El sendero me condujo al lugar conocido. A mi vista aparecieron Zui y kon ka, que charlaban animadamente. El chico estaba mucho más delgado, y su rostro pálido lo decía todo.

—¡Dao! —me llamó, poniéndose de pie.

Al mirarlo, noté su sonrisa radiante. Seguro había conseguido algo sabroso.

—Mamá logró hornear pan —me tendió un trozo envuelto en un pañuelo.

Mi estómago respondió de inmediato, rugiendo con fuerza. Me llevé las manos para taparlo, como si Zui nunca hubiera oído un estómago hambriento. Tragué saliva con dificultad para no abalanzarme sobre el pan.

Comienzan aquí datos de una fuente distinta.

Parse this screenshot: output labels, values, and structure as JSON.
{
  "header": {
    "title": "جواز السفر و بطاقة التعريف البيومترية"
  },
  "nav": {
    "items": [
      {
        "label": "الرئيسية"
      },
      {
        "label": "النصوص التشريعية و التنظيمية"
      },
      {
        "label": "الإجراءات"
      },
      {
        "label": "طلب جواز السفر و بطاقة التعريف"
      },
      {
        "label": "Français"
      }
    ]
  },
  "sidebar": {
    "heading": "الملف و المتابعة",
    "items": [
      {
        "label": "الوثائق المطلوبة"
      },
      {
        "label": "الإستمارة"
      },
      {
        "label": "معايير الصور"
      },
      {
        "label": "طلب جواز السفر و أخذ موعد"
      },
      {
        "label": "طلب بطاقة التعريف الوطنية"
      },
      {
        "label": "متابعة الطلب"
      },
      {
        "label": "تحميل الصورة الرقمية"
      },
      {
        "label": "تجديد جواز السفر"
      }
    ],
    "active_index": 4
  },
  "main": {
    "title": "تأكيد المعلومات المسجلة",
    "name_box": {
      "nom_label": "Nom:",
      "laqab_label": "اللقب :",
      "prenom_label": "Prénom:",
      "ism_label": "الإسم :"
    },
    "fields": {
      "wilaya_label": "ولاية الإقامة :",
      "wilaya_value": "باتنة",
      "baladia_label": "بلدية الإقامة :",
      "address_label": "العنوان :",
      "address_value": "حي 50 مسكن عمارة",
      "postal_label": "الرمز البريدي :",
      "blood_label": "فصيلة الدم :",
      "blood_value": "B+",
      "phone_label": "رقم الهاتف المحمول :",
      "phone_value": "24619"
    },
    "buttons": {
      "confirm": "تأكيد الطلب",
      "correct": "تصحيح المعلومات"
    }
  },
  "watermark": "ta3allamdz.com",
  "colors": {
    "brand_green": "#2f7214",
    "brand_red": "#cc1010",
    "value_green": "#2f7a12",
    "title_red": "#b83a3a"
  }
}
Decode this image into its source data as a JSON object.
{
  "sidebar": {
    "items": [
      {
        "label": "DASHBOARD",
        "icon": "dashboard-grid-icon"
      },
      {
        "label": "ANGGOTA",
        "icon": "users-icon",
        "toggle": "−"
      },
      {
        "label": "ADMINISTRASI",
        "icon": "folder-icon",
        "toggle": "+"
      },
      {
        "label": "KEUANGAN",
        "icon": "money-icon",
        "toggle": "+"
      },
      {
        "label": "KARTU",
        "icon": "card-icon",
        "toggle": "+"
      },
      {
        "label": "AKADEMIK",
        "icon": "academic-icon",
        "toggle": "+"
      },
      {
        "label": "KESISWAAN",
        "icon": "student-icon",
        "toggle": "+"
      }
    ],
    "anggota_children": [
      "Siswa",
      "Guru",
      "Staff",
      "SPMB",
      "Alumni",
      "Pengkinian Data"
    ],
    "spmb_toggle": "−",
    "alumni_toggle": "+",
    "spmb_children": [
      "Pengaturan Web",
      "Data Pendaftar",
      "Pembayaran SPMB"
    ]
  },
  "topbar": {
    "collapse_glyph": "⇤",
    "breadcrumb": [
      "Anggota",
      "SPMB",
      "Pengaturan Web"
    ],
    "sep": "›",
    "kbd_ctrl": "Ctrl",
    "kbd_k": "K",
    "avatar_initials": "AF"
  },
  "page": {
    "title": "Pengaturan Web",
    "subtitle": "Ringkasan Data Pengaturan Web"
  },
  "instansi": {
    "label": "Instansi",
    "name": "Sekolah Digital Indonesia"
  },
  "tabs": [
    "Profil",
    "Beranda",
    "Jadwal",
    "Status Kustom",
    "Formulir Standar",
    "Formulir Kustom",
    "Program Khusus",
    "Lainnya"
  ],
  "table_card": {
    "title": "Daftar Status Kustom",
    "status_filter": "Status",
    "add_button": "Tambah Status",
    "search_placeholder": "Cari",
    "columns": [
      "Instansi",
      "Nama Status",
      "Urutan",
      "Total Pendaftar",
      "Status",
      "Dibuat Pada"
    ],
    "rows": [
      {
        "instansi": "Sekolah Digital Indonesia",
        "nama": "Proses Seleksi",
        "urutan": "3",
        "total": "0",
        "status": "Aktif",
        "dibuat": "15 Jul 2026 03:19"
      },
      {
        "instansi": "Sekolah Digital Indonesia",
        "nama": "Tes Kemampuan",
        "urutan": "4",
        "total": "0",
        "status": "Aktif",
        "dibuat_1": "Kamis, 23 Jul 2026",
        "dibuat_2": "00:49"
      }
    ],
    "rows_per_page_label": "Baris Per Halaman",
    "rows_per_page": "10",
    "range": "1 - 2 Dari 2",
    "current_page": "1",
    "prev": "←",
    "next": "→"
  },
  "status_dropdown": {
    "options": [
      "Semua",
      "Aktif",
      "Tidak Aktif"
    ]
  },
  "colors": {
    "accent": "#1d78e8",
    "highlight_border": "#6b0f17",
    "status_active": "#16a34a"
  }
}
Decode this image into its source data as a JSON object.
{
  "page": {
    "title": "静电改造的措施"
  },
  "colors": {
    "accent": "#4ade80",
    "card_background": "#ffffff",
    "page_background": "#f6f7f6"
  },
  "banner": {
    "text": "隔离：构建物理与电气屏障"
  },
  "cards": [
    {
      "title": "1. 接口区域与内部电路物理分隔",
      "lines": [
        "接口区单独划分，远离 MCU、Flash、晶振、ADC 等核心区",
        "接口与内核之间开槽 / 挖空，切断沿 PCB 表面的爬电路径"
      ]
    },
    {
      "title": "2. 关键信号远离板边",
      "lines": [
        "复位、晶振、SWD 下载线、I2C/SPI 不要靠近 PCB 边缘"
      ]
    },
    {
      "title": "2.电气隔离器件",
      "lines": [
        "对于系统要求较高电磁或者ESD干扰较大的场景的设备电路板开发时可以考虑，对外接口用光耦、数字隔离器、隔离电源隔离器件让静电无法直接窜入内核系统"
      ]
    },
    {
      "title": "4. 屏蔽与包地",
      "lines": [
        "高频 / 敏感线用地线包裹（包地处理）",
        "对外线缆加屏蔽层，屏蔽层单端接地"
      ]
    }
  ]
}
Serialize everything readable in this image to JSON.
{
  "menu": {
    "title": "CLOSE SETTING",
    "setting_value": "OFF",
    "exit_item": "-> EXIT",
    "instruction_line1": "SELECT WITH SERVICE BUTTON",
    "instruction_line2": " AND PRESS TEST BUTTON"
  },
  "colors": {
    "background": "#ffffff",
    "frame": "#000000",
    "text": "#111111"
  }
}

Pero su aroma era demasiado tentador.

Apreté con uñas el bulto envuelto, apenas pude asentir, devorando con la mirada el pañuelo que contenía el manjar.

—Dao, ¿estás bien? —susurró Zui.

—Ahora sí —murmuré, moviendo los labios nerviosa.

—Somo y yo estuvimos dibujando. ¿Quieres unirte?

—¿Eh? —al levantar la vista del pan, lo miré sorprendida—. No traje cuaderno.

—Yo comparto —Zui me guio hacia un claro donde Som se hallaba sentado junto a la lae.

La misma lae.

Me detuve en seco, incapaz de dar un paso más. La criatura se volvió hacia mí, abrió sus ojos como si se sorprendiera de verme.

Los mismos grandes ojos negros, el cabello oscuro inmutable y la piel azulada. Y aquel vínculo mágico que agitó de golpe mi corazón. La chispa que siempre surgía al escuchar la voz de lae se encendió en mi interior. Quería renacer y seguir latiendo, pero algo lo impedía. Un obstáculo desconocido bloqueaba el hilo de nuestra conexión.

Levanté una ceja, como esperando que lae me ayudara a comprender. En su lugar, la criatura se levantó y caminó hacia mí. Su mano húmeda se posó en mi hombro y luego descendió hasta mi codo. Ante mis ojos se alzó el recuerdo de la primera vez que me tocó, enlazando así nuestro lazo.

—¿Quieres seguir escuchándome? —sonó en mi mente su voz suave, que solo podía pertenecer a lae.

Al mirarla, la respuesta era evidente: sí.

Asentí y la rodeé con los brazos. Lae me correspondió, estrechándome contra sí.

—¡Te he echado de menos!

Ese encuentro tan esperado, cuando en mis pensamientos solo había vacío, se sentía como un rayo de sol en medio de un mundo deformado; un mundo en el que todo lo decidía el hambre y no la fuerza. Pero junto a la criatura me permití olvidar lo que sucedía alrededor.